En cualquier caso, no la molestaba. Tess estaba acostumbrada a lo contrario. Normalmente, sus clientes le contaban sus vidas con pelos y señales. Ser agente inmobiliario era en cierto modo como ser barman. Tal vez su agitado pasado fuera un buen bagaje, después de todo. Ella, desde luego, no se lo tomaba como algo personal. Por el contrario, comprendía la actitud de Maggie. Era así justamente como ella manejaba su propia vida, sus propios secretos. Sí, cuanta menos gente supiera de su vida, tanto mejor.
– ¿Conoce ya a sus nuevos vecinos?
– Aún no -respondió Maggie mientras miraba los enormes pinos que bordeaban su propiedad como una fortaleza-. Sólo a esa mujer a la que vimos la semana pasada.
– Ah, sí, Rachel… eh… No me acuerdo de su apellido. Normalmente soy muy buena con los nombres.
– Endicott -dijo Maggie sin esfuerzo.
– Parecía muy simpática -añadió Tess, aunque, por lo que había vislumbrado durante aquella breve presentación, se preguntaba cómo encajaría la agente especial O'Dell en aquel vecindario de médicos, congresistas, profesores universitarios y sus respectivas esposas, amas de casa llenas de prejuicios sociales. Recordaba haber visto a Rachel Endicott salir a correr con su blanquísimo labrador, ataviada con un chándal de diseño, unas costosas zapatillas y ni uno solo de sus rubios cabellos fuera de su sitio, ni una gota de sudor en la frente. Y, en cambio, allí estaba la agente O'Dell, con una camiseta dada de sí, unos vaqueros gastados y un par de Nikes grises que debería haber tirado hacía años.

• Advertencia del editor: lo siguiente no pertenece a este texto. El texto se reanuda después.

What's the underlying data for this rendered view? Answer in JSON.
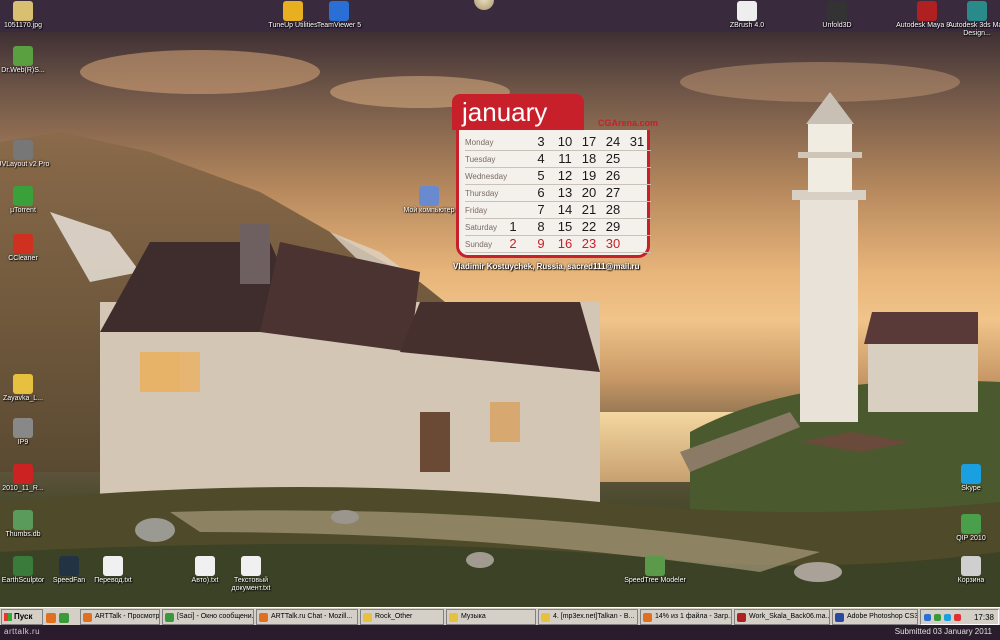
{
  "top_icons": [
    {
      "label": "1051170.jpg",
      "icon": "image-icon",
      "color": "#d8c070"
    },
    {
      "label": "TuneUp Utilities",
      "icon": "tuneup-icon",
      "color": "#e8b020"
    },
    {
      "label": "TeamViewer 5",
      "icon": "teamviewer-icon",
      "color": "#2a6fd6"
    },
    {
      "label": "ZBrush 4.0",
      "icon": "zbrush-icon",
      "color": "#eeeeee"
    },
    {
      "label": "Unfold3D",
      "icon": "unfold3d-icon",
      "color": "#333333"
    },
    {
      "label": "Autodesk Maya 8....",
      "icon": "maya-icon",
      "color": "#b02020"
    },
    {
      "label": "Autodesk 3ds Max Design...",
      "icon": "3dsmax-icon",
      "color": "#2a8a8a"
    }
  ],
  "left_icons": [
    {
      "label": "Dr.Web(R)S...",
      "icon": "drweb-icon",
      "color": "#5aa040"
    },
    {
      "label": "UVLayout v2 Pro",
      "icon": "uvlayout-icon",
      "color": "#777777"
    },
    {
      "label": "µTorrent",
      "icon": "utorrent-icon",
      "color": "#3aa03a"
    },
    {
      "label": "CCleaner",
      "icon": "ccleaner-icon",
      "color": "#d03020"
    },
    {
      "label": "Zayavka_L...",
      "icon": "folder-icon",
      "color": "#e8c040"
    },
    {
      "label": "IP9",
      "icon": "ip9-icon",
      "color": "#888888"
    },
    {
      "label": "2010_11_R...",
      "icon": "pdf-icon",
      "color": "#cc2222"
    },
    {
      "label": "Thumbs.db",
      "icon": "db-file-icon",
      "color": "#5a9a5a"
    }
  ],
  "bottom_icons": [
    {
      "label": "EarthSculptor",
      "icon": "earthsculptor-icon",
      "color": "#3a7a3a"
    },
    {
      "label": "SpeedFan",
      "icon": "speedfan-icon",
      "color": "#223344"
    },
    {
      "label": "Перевод.txt",
      "icon": "txt-file-icon",
      "color": "#f0f0f0"
    },
    {
      "label": "Авто).txt",
      "icon": "txt-file-icon",
      "color": "#f0f0f0"
    },
    {
      "label": "Текстовый документ.txt",
      "icon": "txt-file-icon",
      "color": "#f0f0f0"
    },
    {
      "label": "SpeedTree Modeler",
      "icon": "speedtree-icon",
      "color": "#5a9a4a"
    }
  ],
  "right_icons": [
    {
      "label": "Skype",
      "icon": "skype-icon",
      "color": "#1aa0e0"
    },
    {
      "label": "QIP 2010",
      "icon": "qip-icon",
      "color": "#4aa04a"
    },
    {
      "label": "Корзина",
      "icon": "recycle-bin-icon",
      "color": "#cfcfcf"
    }
  ],
  "center_icon": {
    "label": "Мой компьютер",
    "icon": "my-computer-icon",
    "color": "#6a8ad0"
  },
  "calendar": {
    "month": "january",
    "site": "CGArena.com",
    "author": "Vladimir Kostuychek, Russia, sacred111@mail.ru",
    "rows": [
      {
        "day": "Monday",
        "nums": [
          "",
          "3",
          "10",
          "17",
          "24",
          "31"
        ]
      },
      {
        "day": "Tuesday",
        "nums": [
          "",
          "4",
          "11",
          "18",
          "25",
          ""
        ]
      },
      {
        "day": "Wednesday",
        "nums": [
          "",
          "5",
          "12",
          "19",
          "26",
          ""
        ]
      },
      {
        "day": "Thursday",
        "nums": [
          "",
          "6",
          "13",
          "20",
          "27",
          ""
        ]
      },
      {
        "day": "Friday",
        "nums": [
          "",
          "7",
          "14",
          "21",
          "28",
          ""
        ]
      },
      {
        "day": "Saturday",
        "nums": [
          "1",
          "8",
          "15",
          "22",
          "29",
          ""
        ]
      },
      {
        "day": "Sunday",
        "nums": [
          "2",
          "9",
          "16",
          "23",
          "30",
          ""
        ]
      }
    ]
  },
  "taskbar": {
    "start_label": "Пуск",
    "tasks": [
      {
        "label": "ARTTalk - Просмотр те...",
        "color": "#e07020"
      },
      {
        "label": "[Saci] - Окно сообщени...",
        "color": "#3a9a3a"
      },
      {
        "label": "ARTTalk.ru Chat - Mozill...",
        "color": "#e07020"
      },
      {
        "label": "Rock_Other",
        "color": "#e8c040"
      },
      {
        "label": "Музыка",
        "color": "#e8c040"
      },
      {
        "label": "4. [mp3ex.net]Talkan - B...",
        "color": "#e8c040"
      },
      {
        "label": "14% из 1 файла - Загр...",
        "color": "#e07020"
      },
      {
        "label": "Work_Skala_Back06.ma...",
        "color": "#b02020"
      },
      {
        "label": "Adobe Photoshop CS3 E...",
        "color": "#2a4aa0"
      }
    ],
    "clock": "17:38"
  },
  "footer": {
    "logo": "arttalk.ru",
    "note": "Submitted 03 January 2011"
  }
}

Dos hombres se abrieron paso rezongando por la entrada principal con un enorme escritorio de cierre abatible. Maggie fijó de inmediato su atención en el escritorio, que parecía increíblemente pesado y quizá también muy antiguo.
– ¿Dónde ponemos esto, señora?
– Allí, junto a la pared.
– ¿Lo quiere centrado?
– Sí, por favor.
Maggie O'Dell no apartó los ojos de los dos hombres hasta que el mueble fue cuidadosamente depositado en el suelo.